A pretty little two-masted ship that will look the part docked at your home island when the starting whistle is blown.
Uses:
With that famed speed, we must be looking at base S+S+S speed, right? Well, kinda. Her speed is S+S, but check out that ability “When this ship carries no cargo, she gets +S to her base move”, so as long as you’re not carrying anything, sure enough she’s got all the moves.
So what are you going to do with them? Dash to the nearest wild island and fill up with treasure, right? Wrong. Count the one cargo space. One. That’s one piece of treasure and she’s limping home at S+S.
She’s not a goldrunner then. So she must be a gunship? Wrong again.
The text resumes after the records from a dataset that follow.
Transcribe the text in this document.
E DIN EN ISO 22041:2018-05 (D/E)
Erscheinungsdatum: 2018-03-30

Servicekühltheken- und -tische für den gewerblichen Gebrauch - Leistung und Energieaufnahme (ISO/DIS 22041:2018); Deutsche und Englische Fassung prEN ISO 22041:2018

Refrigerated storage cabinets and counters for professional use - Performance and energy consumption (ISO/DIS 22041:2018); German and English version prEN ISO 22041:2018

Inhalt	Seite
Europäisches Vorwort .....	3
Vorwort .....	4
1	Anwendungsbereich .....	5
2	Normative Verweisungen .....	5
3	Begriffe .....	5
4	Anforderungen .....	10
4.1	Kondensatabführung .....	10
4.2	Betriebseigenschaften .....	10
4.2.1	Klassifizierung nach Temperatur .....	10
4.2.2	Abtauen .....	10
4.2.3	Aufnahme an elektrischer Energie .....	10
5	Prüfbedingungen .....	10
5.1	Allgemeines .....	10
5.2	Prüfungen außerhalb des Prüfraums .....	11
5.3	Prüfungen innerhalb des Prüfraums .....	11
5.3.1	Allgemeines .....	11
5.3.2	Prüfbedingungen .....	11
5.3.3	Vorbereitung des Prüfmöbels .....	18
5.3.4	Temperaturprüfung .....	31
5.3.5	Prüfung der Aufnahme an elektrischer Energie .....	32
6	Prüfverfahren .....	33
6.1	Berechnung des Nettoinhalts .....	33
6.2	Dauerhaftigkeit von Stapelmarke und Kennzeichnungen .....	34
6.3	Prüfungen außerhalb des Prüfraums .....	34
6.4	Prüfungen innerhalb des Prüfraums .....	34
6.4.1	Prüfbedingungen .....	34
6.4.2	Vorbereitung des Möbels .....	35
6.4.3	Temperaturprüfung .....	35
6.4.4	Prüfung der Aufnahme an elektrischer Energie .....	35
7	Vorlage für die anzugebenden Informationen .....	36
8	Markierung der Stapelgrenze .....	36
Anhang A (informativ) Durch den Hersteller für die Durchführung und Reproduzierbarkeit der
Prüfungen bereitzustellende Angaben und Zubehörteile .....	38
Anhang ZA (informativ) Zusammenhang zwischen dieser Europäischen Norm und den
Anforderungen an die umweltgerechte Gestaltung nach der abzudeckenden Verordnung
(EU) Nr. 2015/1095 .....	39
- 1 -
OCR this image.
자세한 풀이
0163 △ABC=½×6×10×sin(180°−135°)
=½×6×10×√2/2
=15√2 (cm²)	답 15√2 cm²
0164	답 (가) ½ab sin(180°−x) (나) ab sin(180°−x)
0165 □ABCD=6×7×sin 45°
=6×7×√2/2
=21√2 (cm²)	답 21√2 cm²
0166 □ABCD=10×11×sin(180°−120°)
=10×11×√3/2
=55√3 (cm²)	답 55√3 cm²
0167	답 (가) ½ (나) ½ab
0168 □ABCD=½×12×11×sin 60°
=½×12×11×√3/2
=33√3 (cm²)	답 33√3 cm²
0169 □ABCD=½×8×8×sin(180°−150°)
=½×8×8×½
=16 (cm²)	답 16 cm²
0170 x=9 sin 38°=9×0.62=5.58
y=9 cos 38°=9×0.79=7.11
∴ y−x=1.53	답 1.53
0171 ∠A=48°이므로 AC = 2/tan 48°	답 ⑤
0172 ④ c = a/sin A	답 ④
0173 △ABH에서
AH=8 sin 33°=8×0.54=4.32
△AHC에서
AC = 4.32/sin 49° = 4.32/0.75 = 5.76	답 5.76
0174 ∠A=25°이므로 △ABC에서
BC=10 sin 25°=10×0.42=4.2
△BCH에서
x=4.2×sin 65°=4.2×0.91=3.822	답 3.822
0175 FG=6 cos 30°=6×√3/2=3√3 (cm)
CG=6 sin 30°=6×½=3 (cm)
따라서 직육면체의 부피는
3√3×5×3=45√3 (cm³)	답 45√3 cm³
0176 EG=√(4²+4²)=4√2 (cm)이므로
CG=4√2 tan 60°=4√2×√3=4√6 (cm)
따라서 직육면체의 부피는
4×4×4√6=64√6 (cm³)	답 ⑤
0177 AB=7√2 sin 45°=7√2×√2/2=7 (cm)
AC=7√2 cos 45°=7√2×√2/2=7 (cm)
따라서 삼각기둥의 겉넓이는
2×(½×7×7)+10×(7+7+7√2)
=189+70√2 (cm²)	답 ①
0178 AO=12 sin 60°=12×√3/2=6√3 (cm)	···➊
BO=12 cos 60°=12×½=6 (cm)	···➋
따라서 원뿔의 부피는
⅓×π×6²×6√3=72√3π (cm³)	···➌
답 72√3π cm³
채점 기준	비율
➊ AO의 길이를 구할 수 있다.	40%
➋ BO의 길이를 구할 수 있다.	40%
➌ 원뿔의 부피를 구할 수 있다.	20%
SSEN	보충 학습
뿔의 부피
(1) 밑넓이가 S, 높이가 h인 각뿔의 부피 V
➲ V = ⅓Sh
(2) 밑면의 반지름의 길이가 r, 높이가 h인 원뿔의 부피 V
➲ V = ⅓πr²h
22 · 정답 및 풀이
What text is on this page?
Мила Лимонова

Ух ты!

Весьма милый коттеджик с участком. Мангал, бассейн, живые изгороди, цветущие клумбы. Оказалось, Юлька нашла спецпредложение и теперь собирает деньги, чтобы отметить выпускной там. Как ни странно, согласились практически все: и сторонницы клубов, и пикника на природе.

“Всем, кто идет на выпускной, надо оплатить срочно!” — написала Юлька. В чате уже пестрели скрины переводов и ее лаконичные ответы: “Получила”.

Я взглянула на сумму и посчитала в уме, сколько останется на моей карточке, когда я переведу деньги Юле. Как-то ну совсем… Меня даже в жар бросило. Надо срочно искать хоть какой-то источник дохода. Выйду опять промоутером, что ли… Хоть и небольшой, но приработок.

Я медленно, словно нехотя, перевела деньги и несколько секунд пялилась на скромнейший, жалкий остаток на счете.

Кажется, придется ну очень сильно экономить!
Cannons are 5S and 4S, so even if you decide to sacrifice an S move each turn to have a Captain on board and then get up close and personal with your opponent, you’re looking at a 39% chance each turn of a single hit, or a roughly 6% chance of both cannons hitting. Add a Musketeer for a 56% chance of a least one hit, but you lose the move and shoot.
Strategies and game play:
Well given her next to useless cannons, and her S+S speed when carrying crew, we need to look at what she can do on her own. An escort ship perhaps, blocking line of sight and taking a bullet for an otherwise vulnerable high-cargo goldrunner? She could wait near your home island and distract gunships long enough for your goldrunner to get home. If you’re really clutching at straws she could act as a cheerleader for those ships which get +1 for friendly ships within S. The possibilities are far from endless.
She becomes much more useful in a sealed deck tournament, where yer get what yer given. At 6 points you’re still not getting much bang for your buck, but a ship which can move S+S+S without a helmsman in those situations is quite valuable. She could explore wild islands for you, although of course that will take a turn without an explorer, but at that speed hopefully she’ll have beaten the opponent there. And if there’s a really choice piece of treasure there she could snap it up. A super-explorer would be nice, but the Pirates don’t have one.
Alternatively she could chase and harass your opponents’ goldrunners. She won’t do brilliantly in a scrap, but if a gold-laden enemy ship can be slowed down it could be worth the risk.
Combos with other miniatures:
Well with that one cargo space there’s not much room to get the best from crew. If you added a Helmsman you’d get, erm, S+S+S, so don’t do that. Her cannons aren’t good enough to justify losing an S segment for a Captain or Cannoneer crew. An Explorer would slow her down too much to justify his bearth. So, no combos.
Ways to counteract it:
Wait until it comes alongside and sink it. Shouldn’t be too difficult. Alternatively just ignore it and hope it goes away.
Strengths/Pros:
Cheap and fast in a sealed tournament situation.
Weaknesses/Cons:
Poor cannons. One cargo space. Inefficient when carrying crew.
Artwork and aesthetics:
Very pretty black and white sails. Looks the part. Nice ship to use if you’re doing a demonstration of the game.
Overall rating:
This ship wouldn’t see action in a constructed fleet, unless it was a very big one. If you had nothing else it could have some use in a sealed tournament. So it gets a 2.